Tuesday, August 10, 2010

The beginning of my journey of thought...

By day I am a lowly, very early career scientist. My days are spent running experiments in cognition for well-respected professors. Each day I walk the halls of academic progress, cutting edge science, evolving frontiers of knowledge. I share my time with colleagues who firmly trust that this knowledge pertains to truth about the nature of the world around and within us. However, by night, dare I utter it, I find myself increasingly nibbled by metaphorical worms of doubt. I am restless with the discomfort I imagine descended upon the first Christian to suspect that perhaps there is no heaven awaiting us after all.

My primary problem is this: is the ‘objective reality’ presented by the scientific method the true reality? Or is it merely a version of reality, a version whose depiction is constrained by the methods used to achieve it?

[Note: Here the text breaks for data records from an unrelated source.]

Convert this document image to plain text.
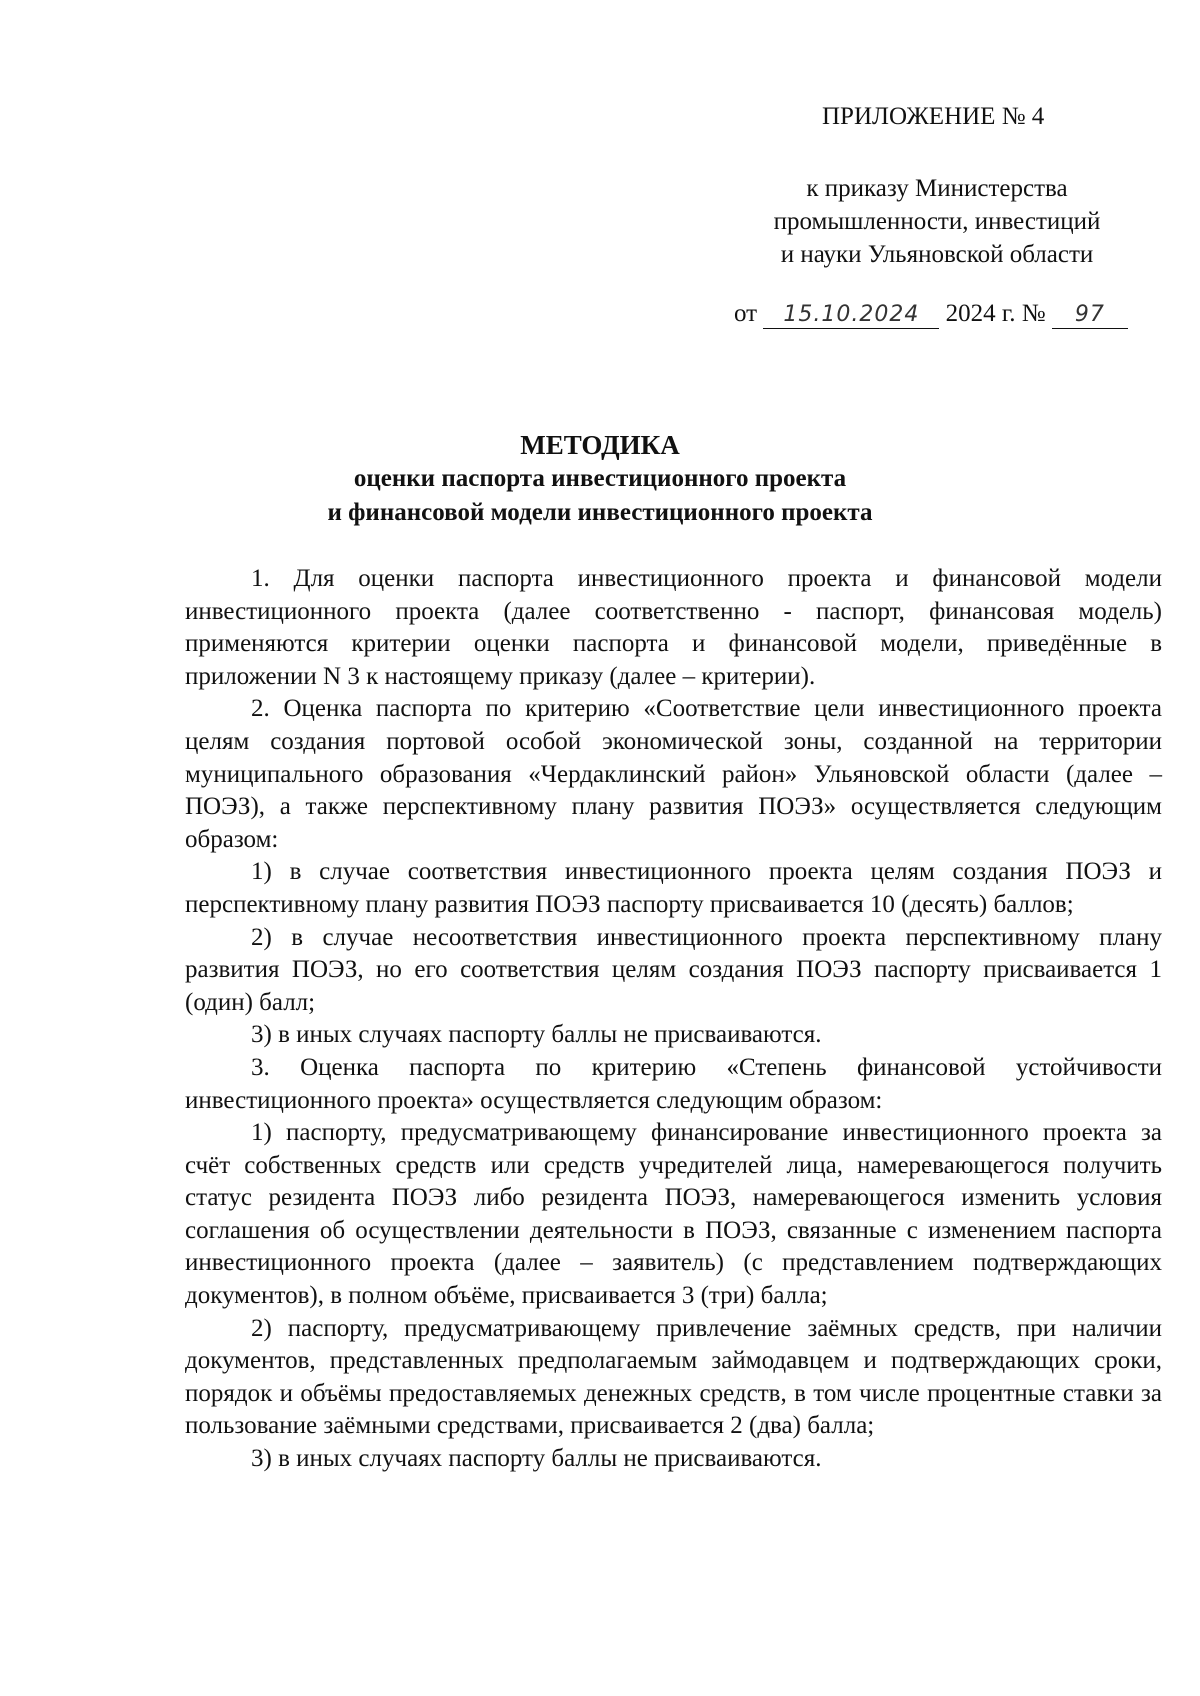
ПРИЛОЖЕНИЕ № 4
к приказу Министерства
промышленности, инвестиций
и науки Ульяновской области
от 15.10.2024 2024 г. № 97
МЕТОДИКА
оценки паспорта инвестиционного проекта
и финансовой модели инвестиционного проекта

1. Для оценки паспорта инвестиционного проекта и финансовой модели инвестиционного проекта (далее соответственно - паспорт, финансовая модель) применяются критерии оценки паспорта и финансовой модели, приведённые в приложении N 3 к настоящему приказу (далее – критерии).

2. Оценка паспорта по критерию «Соответствие цели инвестиционного проекта целям создания портовой особой экономической зоны, созданной на территории муниципального образования «Чердаклинский район» Ульяновской области (далее – ПОЭЗ), а также перспективному плану развития ПОЭЗ» осуществляется следующим образом:

1) в случае соответствия инвестиционного проекта целям создания ПОЭЗ и перспективному плану развития ПОЭЗ паспорту присваивается 10 (десять) баллов;

2) в случае несоответствия инвестиционного проекта перспективному плану развития ПОЭЗ, но его соответствия целям создания ПОЭЗ паспорту присваивается 1 (один) балл;

3) в иных случаях паспорту баллы не присваиваются.

3. Оценка паспорта по критерию «Степень финансовой устойчивости инвестиционного проекта» осуществляется следующим образом:

1) паспорту, предусматривающему финансирование инвестиционного проекта за счёт собственных средств или средств учредителей лица, намеревающегося получить статус резидента ПОЭЗ либо резидента ПОЭЗ, намеревающегося изменить условия соглашения об осуществлении деятельности в ПОЭЗ, связанные с изменением паспорта инвестиционного проекта (далее – заявитель) (с представлением подтверждающих документов), в полном объёме, присваивается 3 (три) балла;

2) паспорту, предусматривающему привлечение заёмных средств, при наличии документов, представленных предполагаемым займодавцем и подтверждающих сроки, порядок и объёмы предоставляемых денежных средств, в том числе процентные ставки за пользование заёмными средствами, присваивается 2 (два) балла;

3) в иных случаях паспорту баллы не присваиваются.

This quickly leads me to further questions on the nature of our understandings of reality; is the scientific method just another form of knowledge acquisition? For example, are the findings from scientific studies any truer than the quiet personal insights achieved by the Buddhist deep in meditation, or the relativist’s investigations into an individualised snapshot in time? And if so, can knowledge derived from the scientific method be superior to any other method? And furthermore, how do we place intrinsic merit values on knowledge derived from different modes of thought within the world?

Now I am not a philosopher, and I am sure that a philosopher would address these questions with ease. However, I do urgently feel that our inherent assumptions in scientific knowledge acquisition need to be considered, if not investigated. So I’m going to do my best. Those who have leapt further than these early tentative steps of mine, please be patient with me.

My increasing disquiet tells me this is what I should do. The investigation of thought in the thirteenth hour is born.

Philosophers may find my musings grossly un-informed; scientists may shake their heads and throw me to the irrational basket. However, I am lucky that there are many centuries of thinkers who have come before me from whom I can gleam some sort of knowledge base. Some well respected, some not, all with something interesting to say.

Lets investigate with an open mind into the knowable, and maybe the unknowable too.